Faculty of Pharmaceutical Sciences, Tokyo University of Science, Noda, Yamazaki, Chiba, 2641, Japan.
Center for Kampo Medicine, Keio University School of Medicine, 35, Shinanomachi, Shinjuku-ku, Tokyo, Japan.
BMC Med Inform Decis Mak. 2023 Jul 13;23(1):119. doi: 10.1186/s12911-023-02230-3.
Kampo medicine is widely used in Japan; however, most physicians and pharmacists have insufficient knowledge and experience in it. Although a chatbot-style system using machine learning and natural language processing has been used in some clinical settings and proven useful, the system developed specifically for the Japanese language using this method has not been validated by research. The purpose of this study is to develop a novel drug information provision system for Kampo medicines using a natural language classifier® (NLC®) based on IBM Watson.
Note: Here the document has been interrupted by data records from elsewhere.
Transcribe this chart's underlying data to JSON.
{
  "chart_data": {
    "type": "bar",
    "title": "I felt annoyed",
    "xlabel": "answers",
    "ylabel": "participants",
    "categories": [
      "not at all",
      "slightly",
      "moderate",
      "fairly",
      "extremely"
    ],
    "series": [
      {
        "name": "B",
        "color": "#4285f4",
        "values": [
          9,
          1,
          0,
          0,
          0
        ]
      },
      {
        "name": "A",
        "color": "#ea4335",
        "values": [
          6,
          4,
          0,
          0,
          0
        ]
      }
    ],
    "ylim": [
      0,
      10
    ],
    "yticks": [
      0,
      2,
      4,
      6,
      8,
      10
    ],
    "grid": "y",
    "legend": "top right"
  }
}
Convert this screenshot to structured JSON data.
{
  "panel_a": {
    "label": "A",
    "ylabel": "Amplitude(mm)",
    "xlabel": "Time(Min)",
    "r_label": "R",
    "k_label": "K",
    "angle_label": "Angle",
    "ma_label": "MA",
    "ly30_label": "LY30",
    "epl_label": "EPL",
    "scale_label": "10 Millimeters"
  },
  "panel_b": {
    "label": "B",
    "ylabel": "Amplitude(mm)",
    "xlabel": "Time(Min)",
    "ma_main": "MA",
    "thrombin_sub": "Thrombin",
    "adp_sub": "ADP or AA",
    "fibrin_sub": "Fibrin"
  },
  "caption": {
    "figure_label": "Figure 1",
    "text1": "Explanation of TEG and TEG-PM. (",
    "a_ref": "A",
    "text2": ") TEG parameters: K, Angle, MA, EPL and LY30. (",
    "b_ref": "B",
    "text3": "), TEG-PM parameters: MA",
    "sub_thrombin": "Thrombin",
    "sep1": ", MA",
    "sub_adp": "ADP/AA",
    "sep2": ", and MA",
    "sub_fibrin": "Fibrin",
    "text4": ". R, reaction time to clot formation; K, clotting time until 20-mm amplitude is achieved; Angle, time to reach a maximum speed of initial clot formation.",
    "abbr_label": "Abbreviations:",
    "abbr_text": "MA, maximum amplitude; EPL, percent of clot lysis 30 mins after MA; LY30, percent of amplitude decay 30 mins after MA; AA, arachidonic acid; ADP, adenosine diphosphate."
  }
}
The target Kampo formulas were 33 formulas listed in the 17th revision of the Japanese Pharmacopoeia. The information included in the system comes from the package inserts of Kampo medicines, Manuals for Management of Individual Serious Adverse Drug Reactions, and data on off-label usage. The system developed in this study classifies questions about the drug information of Kampo formulas input by natural language into preset questions and outputs preset answers for the questions. The system uses morphological analysis, synonym conversion by thesaurus, and NLC®. We fine-tuned the information registered into NLC® and increased the thesaurus. To validate the system, 900 validation questions were provided by six pharmacists who were classified into high or low levels of knowledge and experience of Kampo medicines and three pharmacy students.
The precision, recall, and F-measure of the system performance were 0.986, 0.915, and 0.949, respectively. The results were stable even with differences in the amount of expertise of the question authors.
We developed a system using natural language classification that can give appropriate answers to most of the validation questions.
汉方药在日本被广泛应用;然而,大多数医生和药剂师对其了解和经验不足。虽然在一些临床环境中已经使用了基于机器学习和自然语言处理的聊天机器人式系统,并被证明是有用的,但使用这种方法专门为日语开发的系统尚未通过研究验证。本研究的目的是使用基于 IBM Watson 的自然语言分类器(NLC®)为汉方药开发一种新的药物信息提供系统。
目标汉方制剂是日本药典第 17 版中列出的 33 种配方。系统中包含的信息来自汉方药的包装说明书、个别严重药物不良反应管理手册以及标签外使用的数据。本研究开发的系统将输入的关于汉方制剂药物信息的自然语言问题分类为预设问题,并为问题输出预设答案。该系统使用形态分析、同义词转换词库和 NLC®。我们对注册到 NLC®中的信息进行了微调,并增加了词库。为了验证系统,我们向六名药剂师和三名药学学生提供了 900 个验证问题,这些药剂师被分为对汉方药知识和经验水平较高和较低的两类。
系统性能的精度、召回率和 F 度量分别为 0.986、0.915 和 0.949。即使问题作者的专业知识数量存在差异,结果也很稳定。
我们开发了一种使用自然语言分类的系统,能够对大多数验证问题给出适当的答案。